What Next For Jose สล็อต 888

Spread the love

 

Be honest, you didn’t think it would end like this, did you? Jose สล็อต 888, you probably thought, would go down swinging; it would be a toe-to-toe confrontation – public and hysterical – replete with bitter accusations, players and staff polarised, Roman blatantly bringing Ramos or Hiddink to watch a game, and Jose telling packed press conferences that the players played for him, not the board.

Instead Jose Mourinho’s departure from Chelsea came swiftly and almost without warning. Yes, his side had made a poor start to the season. Yes, the rifts that had opened over the past two seasons between Mourinho and his boss had not been repaired. But even so, Mourinho’s departure so early into the new season must rank as one of the biggest shocks in football in many years. So what now for his Chelsea team? We look at three possible outcomes for Chelsea after the Special One, based around the fortunes of clubs who’ve wielded the axe in similarly surprising fashion before.

THE REAL MADRID SCENARIO

Appoint anyone who won’t cause too much fuss and sack them when you get bored; that’s the Real Madrid way. It would work for Roman because he sees a head coach as just one employee on the team of football specialists, not the all-powerful authority they have traditionally been in England. At Madrid the President rules the roost, buys the big players and appoints some hapless ex-pro with instructions to make the superstars dance. In the past decade characters as unlikely as Vincente Del Bosque, Mariano García Remon, Vanderlei Luxemburgo and Juan Ramón López Caro have been put in charge of the first team, while it has been widely acknowledged that the players run things. In that time Madrid have seen success, but haven’t won the Champions League since 2002.

How it would work at Chelsea: Roman would appoint young well-known coaches – Deschamps, Matthaus, Koeman – and expect them to work with more experienced advisers and accept that he was in overall control. Given the lack of control over playing style and personnel they would last a season, maybe two and bring domestic success but fail to secure the Champions League.

THE NEWCASTLE UNITED SCENARIO

Massive local support, star players and stacks of cash have all been in evidence at Newcastle since their return to the top flight of English football. Patience has not. The club’s inability to turn money into silverware means Newcastle are on their seventh coach in ten years and they stand as a cautionary tale of what happens when the board make mistakes and the coach takes the flak.

Chelsea should be able to avoid some of the errors Newcastle have made; for a start their scouting network should ensure they don’t end up with some of the duds Newcastle have bought. Equally, it’s unlikely that Roman Abramovich is going to appoint Graeme Souness at Stamford Bridge. However, Newcastle have had two of their dream managers – Kevin Keegan and Sir Bobby Robson – and it still hasn’t led to success. Chelsea could easily end up this way; demanding attacking football and excitement for the money spent but ending up sacking one seemingly perfect coach after another in a desperate attempt to secure some silverware.
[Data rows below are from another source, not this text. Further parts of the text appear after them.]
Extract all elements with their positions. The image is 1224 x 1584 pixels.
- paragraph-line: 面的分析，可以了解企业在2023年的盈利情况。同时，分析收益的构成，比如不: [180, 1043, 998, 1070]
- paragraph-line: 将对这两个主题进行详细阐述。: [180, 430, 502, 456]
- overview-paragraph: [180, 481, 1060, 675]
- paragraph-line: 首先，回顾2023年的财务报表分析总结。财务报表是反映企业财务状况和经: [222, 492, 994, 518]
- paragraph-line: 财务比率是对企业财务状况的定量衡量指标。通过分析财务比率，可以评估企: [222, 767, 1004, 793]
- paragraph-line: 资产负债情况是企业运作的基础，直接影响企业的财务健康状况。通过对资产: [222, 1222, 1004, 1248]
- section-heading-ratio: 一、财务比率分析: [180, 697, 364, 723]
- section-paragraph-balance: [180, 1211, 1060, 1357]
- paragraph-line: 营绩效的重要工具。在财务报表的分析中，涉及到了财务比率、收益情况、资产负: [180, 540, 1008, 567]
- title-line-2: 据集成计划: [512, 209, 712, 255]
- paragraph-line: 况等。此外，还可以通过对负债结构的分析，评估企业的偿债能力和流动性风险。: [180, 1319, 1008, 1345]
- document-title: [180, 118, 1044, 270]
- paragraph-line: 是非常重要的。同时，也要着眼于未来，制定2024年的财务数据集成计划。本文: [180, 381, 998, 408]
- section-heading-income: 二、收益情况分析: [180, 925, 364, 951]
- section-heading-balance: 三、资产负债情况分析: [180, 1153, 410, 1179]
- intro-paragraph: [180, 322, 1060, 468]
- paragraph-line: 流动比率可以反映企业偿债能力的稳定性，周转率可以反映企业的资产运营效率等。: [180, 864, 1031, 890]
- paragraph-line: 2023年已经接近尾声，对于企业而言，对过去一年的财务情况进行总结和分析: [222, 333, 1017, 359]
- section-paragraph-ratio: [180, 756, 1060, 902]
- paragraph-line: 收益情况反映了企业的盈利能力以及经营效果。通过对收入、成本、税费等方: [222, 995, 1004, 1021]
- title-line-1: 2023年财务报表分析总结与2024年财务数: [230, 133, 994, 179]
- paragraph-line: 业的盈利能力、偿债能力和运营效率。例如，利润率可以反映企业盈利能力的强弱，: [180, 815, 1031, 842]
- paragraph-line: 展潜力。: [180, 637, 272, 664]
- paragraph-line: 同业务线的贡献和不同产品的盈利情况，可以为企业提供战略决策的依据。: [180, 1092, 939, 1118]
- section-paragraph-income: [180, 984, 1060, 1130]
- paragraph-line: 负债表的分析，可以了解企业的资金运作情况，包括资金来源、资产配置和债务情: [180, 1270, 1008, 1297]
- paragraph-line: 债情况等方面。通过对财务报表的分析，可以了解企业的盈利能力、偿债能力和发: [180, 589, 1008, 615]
How it would work at Chelsea: Roman would bring in a Chelsea legend – Zola perhaps, or Desailly – and promise attacking, expansive and successful football. Unable to produce consistency under such pressure the legend lasts two seasons before Abramovich brings in a vastly experienced taskmaster – such as Marcello Lippi. He steadies the ship but the fans are turned off by the football and so he is sacked – and the cycle starts again.

THE BARCELONA SCENARIO

This is obviously the sort of outcome the Chelsea board had in mind when they forced out Mourinho. Four years ago Barcelona, despite all their money, history and support, were struggling massively. The second spell with Louis van Gaal as coach had ended in failure, Ronaldo had left and had been followed by Luis Figo, and they hadn’t won a thing since 1999. However, having dismissed an egotistical coach who belief in his own ability and refusal to compromise (remind you of anyone?) Barcelona’s resurgence began. Van Gaal wasn’t necessarily a bad coach, he was just a bad coach for Barcelona and by bringing in a younger, more flexible coach with a track record of playing at the highest level Barcelona began a process that has seen them win two Spanish League titles and the Champions League.

How it would work at Chelsea: Roman would take advice and seek out the best coach for his club (rather than the best coach per se), give him the financial backing to put his own team together and back his decisions even if they didn’t lead to immediate success.